Main beneficiaries: users, the institution

Improves or enhances access

This is surely one of the main benefits of digitising any resource. If planned and executed correctly it can result in a string of related benefits for you and your organisation. Increased access through the web, reaching more users, and increasing not just the numbers but the diversity of your audience. But it’s not enough to just throw an existing image collection on the web in a gallery browser and let the power of the internet do the rest.

Collection managers should take the opportunity to rethink the potential of the resources, listen to user needs, and use technology to provide more imaginative ways to recast and enhance access to the content. There are possibilities for discovery metadata as well as cataloguing metadata, for navigational links that allow many entry points to a collection instead of a traditional hierarchical catalogue, and plug-in tools that can deliver popular and attractive ways to serve the content to users.

One of the most prominent of these is the page-turner and zoom tool device, so common with online books. These things are not merely gimmicks to be used for their own sake, but can offer your users more direct engagement with your collections. And we haven’t even mentioned crowd-sourcing yet…

Main beneficiaries: users, researchers

Saves space

This scenario is a bit of an outlier, and it’s primarily more of a records management/organisational change story (although other information management professionals may consider it too). The common motivator here is that the office is running out of space and that it would be convenient to scan all the current papers into digital form, and start “working digitally”. Managers who have this bright idea can immediately see a cost saving in terms of storage space, with visions of now-empty filing cabinets being removed from costly office space.

True, space saving can be a massive benefit – but people still have to find the materials.
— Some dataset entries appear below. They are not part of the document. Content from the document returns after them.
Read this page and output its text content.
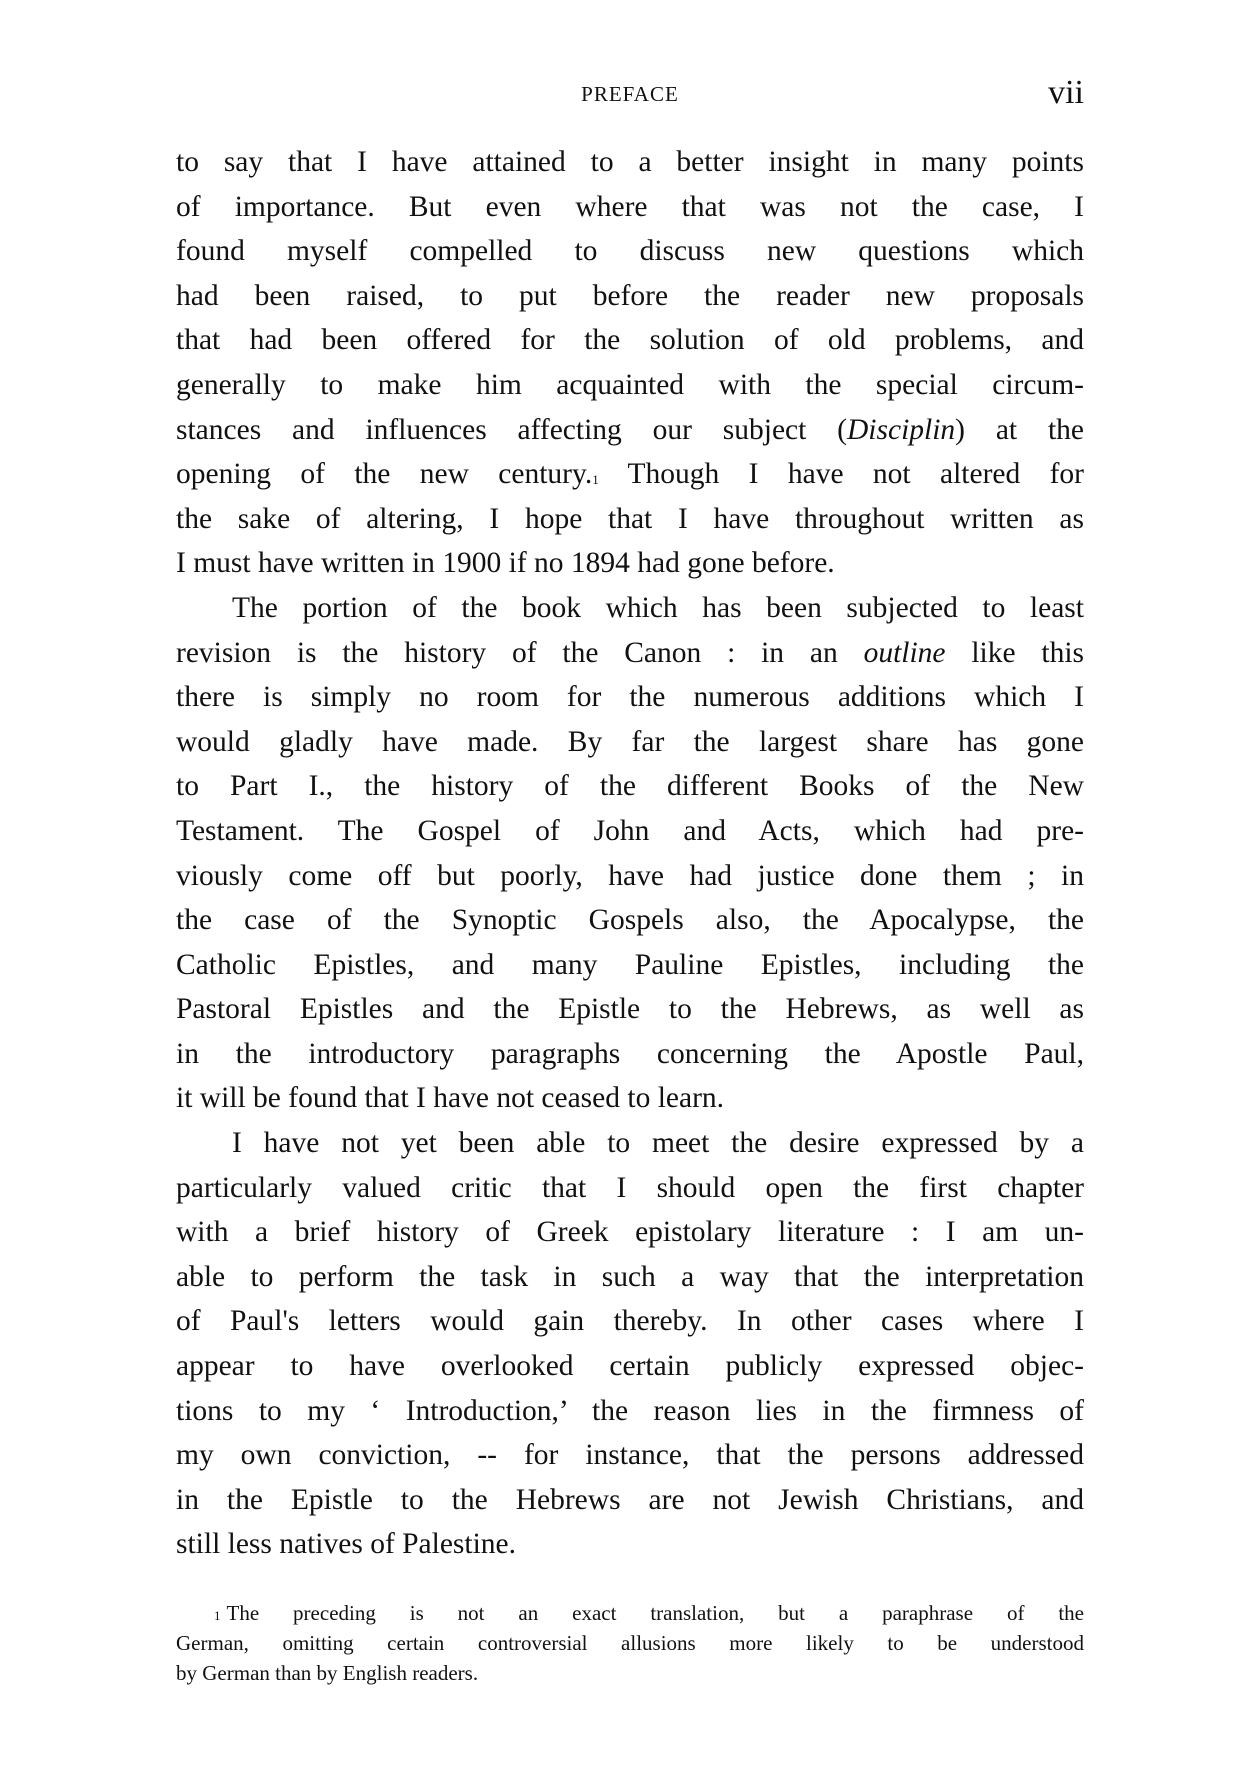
PREFACE	vii

to say that I have attained to a better insight in many points
of importance. But even where that was not the case, I
found myself compelled to discuss new questions which
had been raised, to put before the reader new proposals
that had been offered for the solution of old problems, and
generally to make him acquainted with the special circum-
stances and influences affecting our subject (Disciplin) at the
opening of the new century.$^1$ Though I have not altered for
the sake of altering, I hope that I have throughout written as
I must have written in 1900 if no 1894 had gone before.

The portion of the book which has been subjected to least
revision is the history of the Canon : in an outline like this
there is simply no room for the numerous additions which I
would gladly have made. By far the largest share has gone
to Part I., the history of the different Books of the New
Testament. The Gospel of John and Acts, which had pre-
viously come off but poorly, have had justice done them ; in
the case of the Synoptic Gospels also, the Apocalypse, the
Catholic Epistles, and many Pauline Epistles, including the
Pastoral Epistles and the Epistle to the Hebrews, as well as
in the introductory paragraphs concerning the Apostle Paul,
it will be found that I have not ceased to learn.

I have not yet been able to meet the desire expressed by a
particularly valued critic that I should open the first chapter
with a brief history of Greek epistolary literature : I am un-
able to perform the task in such a way that the interpretation
of Paul's letters would gain thereby. In other cases where I
appear to have overlooked certain publicly expressed objec-
tions to my ‘ Introduction,’ the reason lies in the firmness of
my own conviction, -- for instance, that the persons addressed
in the Epistle to the Hebrews are not Jewish Christians, and
still less natives of Palestine.

$^1$ The preceding is not an exact translation, but a paraphrase of the
German, omitting certain controversial allusions more likely to be understood
by German than by English readers.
A project like this has to be managed very carefully and with a lot of preparation, especially giving due attention to metadata, which doesn’t automatically appear from nowhere when you take folders out of an organised filing system. And scanning is not cost-neutral either. Even so, if you can do this right, you’ll be contributing a genuine improvement to current working practice, and you will save money and space.

Main beneficiaries: staff, organisation, managers

A step towards digital preservation

The gain here is that the digitisation process can seriously lengthen the life of your valuable resources. Through digitisation, you could begin the process of long-term digital preservation. The scenario would be that you continue to keep the original analogue materials, but also keep the digitised version you have created; after all, it has cost you a lot of money to create it (staff time, server space), and its ongoing value to the organisation is already being demonstrated.

Treat the digitised resource with as much care and respect as you would your archival originals, and you’re on the road to digital preservation. As part of the project planning you would want to factor in the long-term preservation goal, before you even lift the lid of the scanner.

Main beneficiaries: archivist, institution

These are just five of the many benefits that a well-managed digitisation project can bring. Other topics would include income generation, pro-active user engagement, and attracting new customers to your offering. Understanding benefits (along with the costs of risks) is a positive way of understanding the digitisation task and delivering the project successfully.